In 1977, while serving as a judge at the Miss Universe pageant, he met contestant Eva Düringer, whom he married in 1980. Together, they had three children and Düringer became his business partner. They worked together until selling the business. They divorced in 2010.

In 2023, Cavalli announced the birth of his sixth child, with his partner, Swedish model and actress Sandra Nilsson.

Cavalli died at his home in Florence, Italy, on 12 April 2024, aged 83, following a long period of ill-health.

==Brand==
As of January 2014, Cavalli returned to the role of men's creative director from his son, Daniele Cavalli, starting with the 2014 fall collection, appointing Martyn Bal as his righthand man. Also, on 24 January 2014, Gianluca Brozzetti (CEO) and Carlo Di Biagio (COO) announced they were leaving the fashion brand.

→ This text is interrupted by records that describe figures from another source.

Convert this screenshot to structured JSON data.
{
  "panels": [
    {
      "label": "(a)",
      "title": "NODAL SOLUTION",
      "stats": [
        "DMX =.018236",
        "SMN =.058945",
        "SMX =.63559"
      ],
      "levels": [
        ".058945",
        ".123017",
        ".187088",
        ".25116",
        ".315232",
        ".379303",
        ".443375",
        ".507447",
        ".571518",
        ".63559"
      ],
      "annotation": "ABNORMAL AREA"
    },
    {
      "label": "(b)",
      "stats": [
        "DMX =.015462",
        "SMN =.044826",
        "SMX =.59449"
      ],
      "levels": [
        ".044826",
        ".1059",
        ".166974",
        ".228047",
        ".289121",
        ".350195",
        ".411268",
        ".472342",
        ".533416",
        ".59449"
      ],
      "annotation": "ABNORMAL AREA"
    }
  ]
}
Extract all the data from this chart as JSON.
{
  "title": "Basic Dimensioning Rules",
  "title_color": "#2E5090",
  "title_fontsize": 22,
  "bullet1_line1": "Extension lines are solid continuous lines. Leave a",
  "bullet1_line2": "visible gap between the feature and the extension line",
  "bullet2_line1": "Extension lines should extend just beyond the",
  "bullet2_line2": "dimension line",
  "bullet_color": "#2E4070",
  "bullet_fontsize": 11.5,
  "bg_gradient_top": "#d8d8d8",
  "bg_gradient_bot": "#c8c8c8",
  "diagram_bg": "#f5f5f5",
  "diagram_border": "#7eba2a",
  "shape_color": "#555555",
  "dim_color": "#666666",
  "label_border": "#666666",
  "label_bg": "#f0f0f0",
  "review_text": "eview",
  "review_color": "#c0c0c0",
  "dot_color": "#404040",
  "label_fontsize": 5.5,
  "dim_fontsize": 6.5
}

In May 2014, Cavalli approached Investcorp, an investment firm in the Persian Gulf, as a potential buyer of a stake in his fashion brand.

Many leading models have worked for the brand: Jessica Stam, Eva Riccobono, Laetitia Casta, Natasha Poly, Mariacarla Boscono, Karen Elson, Karolina Kurkova, and Ivan Olita among others.

Former Acne Studios creative consultant Paul Surridge succeeded Peter Dundas as creative director for the brand in May 2017.

In 2019, DAMAC Properties's Hussain Sajwani completed the acquisition of Italian fashion group Roberto Cavalli.

In May 2026 Marquee Brands acquired Roberto Cavalli from DAMAC Properties.

==Criticism==
Cavalli was sharply criticized in 2004 by the Hindu community for marketing a line of feminine underwear (designed for Harrods) which featured the images of Hindu goddesses. The line was eventually withdrawn and formal apologies were made.

The Maktab Tarighat Oveyssi Shahmaghsoudi school of Islamic Sufism accused Cavalli of copying their "sacred emblem" for branding the Just Cavalli line. The Sufi school brought forth a proceeding in Europe to the Office for Harmonization in the Internal Market (OHIM). "On 16 May 2014, the OHIM pronounced itself in the first degree rejecting the request made by the School to invalidate the Just Cavalli logo. The Court stated that the two logos are not mistakable and do not present any similarities." Nonetheless, students of the Sufi school continued their protest.